[ExI] Oxford scientists edge toward quantum PC with 10b qubits.
spike66 at att.net
Thu Feb 3 23:44:11 UTC 2011
From: extropy-chat-bounces at lists.extropy.org
[mailto:extropy-chat-bounces at lists.extropy.org] On Behalf Of Adrian Tymes
Sent: Thursday, February 03, 2011 3:24 PM
To: ExI chat list
Subject: Re: [ExI] Oxford scientists edge toward quantum PC with 10b qubits.
On Thu, Feb 3, 2011 at 2:04 PM, spike <spike66 at att.net> wrote:
>> Tried that: started with an insect level AI, scaled it up. Ended up with
a simulation of a huge pile of bugs.
>So simulate yourself fixing bugs. ;)
Tried that: didn't work either. The huge pile of simulated bugs were
smarter than me. They first devoured my avatar. Then they devoured each
>From that failed exercise, I figured out the way to go however. Instead of
starting with insect level AI and scale it up, I would start out with a
me-level AI and scale that up. Reason: I am not all that great a coder. I
can do it, but I suck. In debugging code, I am not all that far above
insect level AI.
It's a challenge. I am really good at writing bugs, but haven't yet figured
out how to write a software simulation of my intelligence. If I ever do, I
will write an AI simulated spike, then have it rewrite itself better, then
have that new simulated spike do all the work. While it is at that, I will
have it write a new sim-spike to have fun watching the other sim-spike work.

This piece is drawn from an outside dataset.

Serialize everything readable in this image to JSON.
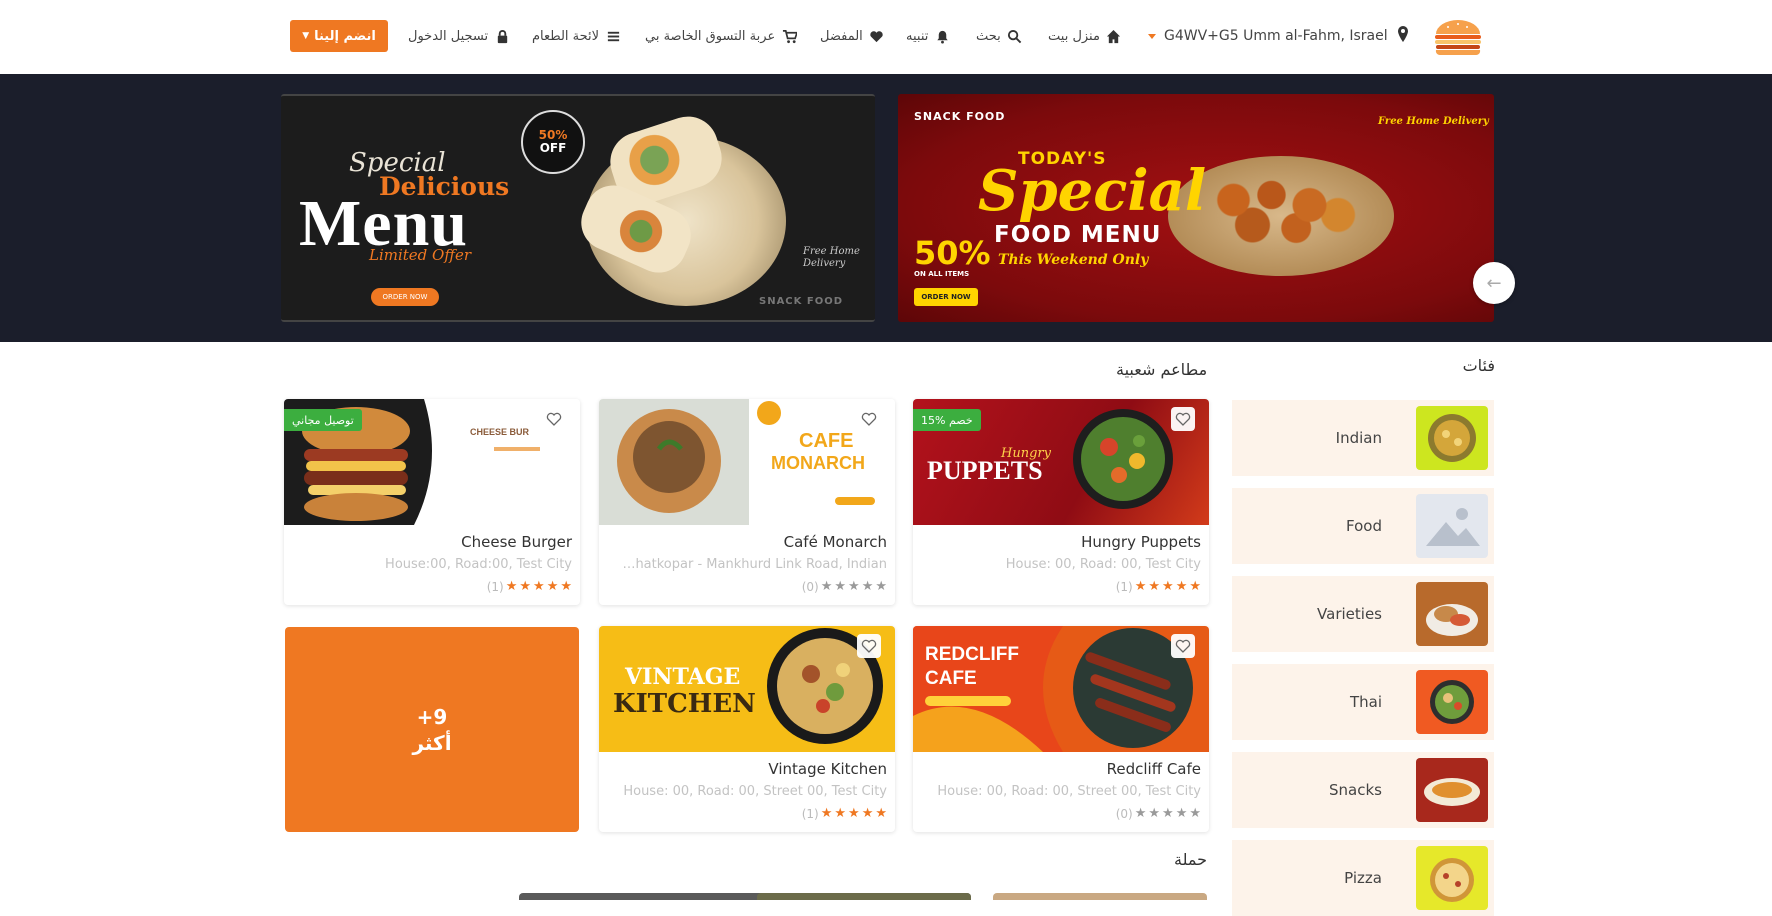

I did learn something else interesting. If I attempt to write a really
simple minded routine, such as a prime number generator, I can write that
code without any bugs in it. But if I write something complicated, such as
my latest digital guidance and control scheme, that routine is full of bugs.
So now my strategy is this: instead of writing a simple insect-level AI, I
will write a really complicated sophisticated transpike or spike+ algorithm,
even if it has lotsa bugs. Then I will make it debug itself. When it is
finished debugging itself, I will make it scale itself up.